Il ne suffit cependant pas, pour qu'un acte soit bon,

  • qu'il implique la poursuite du bien ou la fuite du mal,
  • si ce n'est la poursuite du bien convenable, et la fuite du mal qui lui est opposé :

pour le bien, dont la perfection tient à la plénitude et à l'intégrité de la chose, sont requis plus d'éléments que pour le mal, qui résulte de chaque déficience singulière, comme le dit Denys dans Les Noms Divins (IV, 30).

Or l'envie implique une tristesse qui vient du bien ; aussi est-il patent qu'elle est de par son genre un péché.

(DeMalo.q10a1)

Omnis actus

  • ad fugam pertinens
  • cuius obiectum est bonum,

est non conveniens

  • suae materiae
  • vel obiecto;

omnis talis actus ex suo genere est peccatum; sicut

  • odire bonum et abominari bonum et de ipso tristari;
  • quia etiam in intellectu vitium est negare verum.

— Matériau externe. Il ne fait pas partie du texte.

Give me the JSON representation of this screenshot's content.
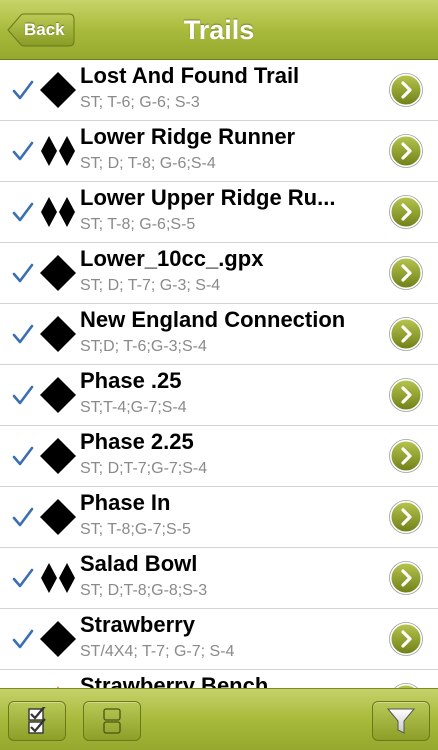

Non tamen sufficit ad hoc quod actus sit bonus,

  • quod importet prosecutionem boni vel fugam mali
  • nisi sit prosecutio boni convenientis, et fuga mali quod ei opponitur;

quia plura requiruntur ad bonum, quod perficitur ex tota et integra causa, quam ad malum, quod relinquitur ex singularibus defectibus, ut Dionysius dicit V cap. de Divin. nominibus;

invidia autem importat tristitiam ex bono. Unde patet quod ex suo genere est peccatum.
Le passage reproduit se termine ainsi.